Antibody tests. These tests indicate if your body has begun to fight off infection. One such test, sometimes called an ELISA, indicates if your body has produced antibodies against the anthrax bacteria. When you become infected with anything your body produces antibodies that help fight off the infection. If you have antibodies against the anthrax bacteria, and you were never exposed to it before, it would indicate that you are infected. 

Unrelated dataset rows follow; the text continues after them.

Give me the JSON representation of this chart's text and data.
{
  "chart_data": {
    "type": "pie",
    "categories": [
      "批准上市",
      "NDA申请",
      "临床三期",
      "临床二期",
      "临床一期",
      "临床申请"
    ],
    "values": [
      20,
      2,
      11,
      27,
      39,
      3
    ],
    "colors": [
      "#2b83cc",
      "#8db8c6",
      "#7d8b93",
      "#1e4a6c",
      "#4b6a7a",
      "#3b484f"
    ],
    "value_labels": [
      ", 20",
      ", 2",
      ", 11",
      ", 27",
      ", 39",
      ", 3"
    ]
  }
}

Microscopy. Anthrax bacteria have many distinguishing physical characteristics that scientists use to identify them from other types of bacteria under the microscope. For example, the anthrax are shaped like small rods, are non-motile, meaning they do not move around on their own, and are can be stained by certain dyes. 

DNA fingerprinting. This test is usually done after all the others to find out the specific type of anthrax bacteria involved. By closely scrutinizing the bacteria's DNA, scientists can determine if two anthrax samples originate from the same strain. For fingerprinting, labs use PCR technology as well as other genetic techniques to study bacterial genes. Each bacterium has its own unique DNA fingerprint. By sequencing certain genes scientists can compare samples to an existing library of anthrax bacteria sequences. Figuring out where a bacterium came from can very difficult, especially if it turns out to be a strain commonly found in research institutions.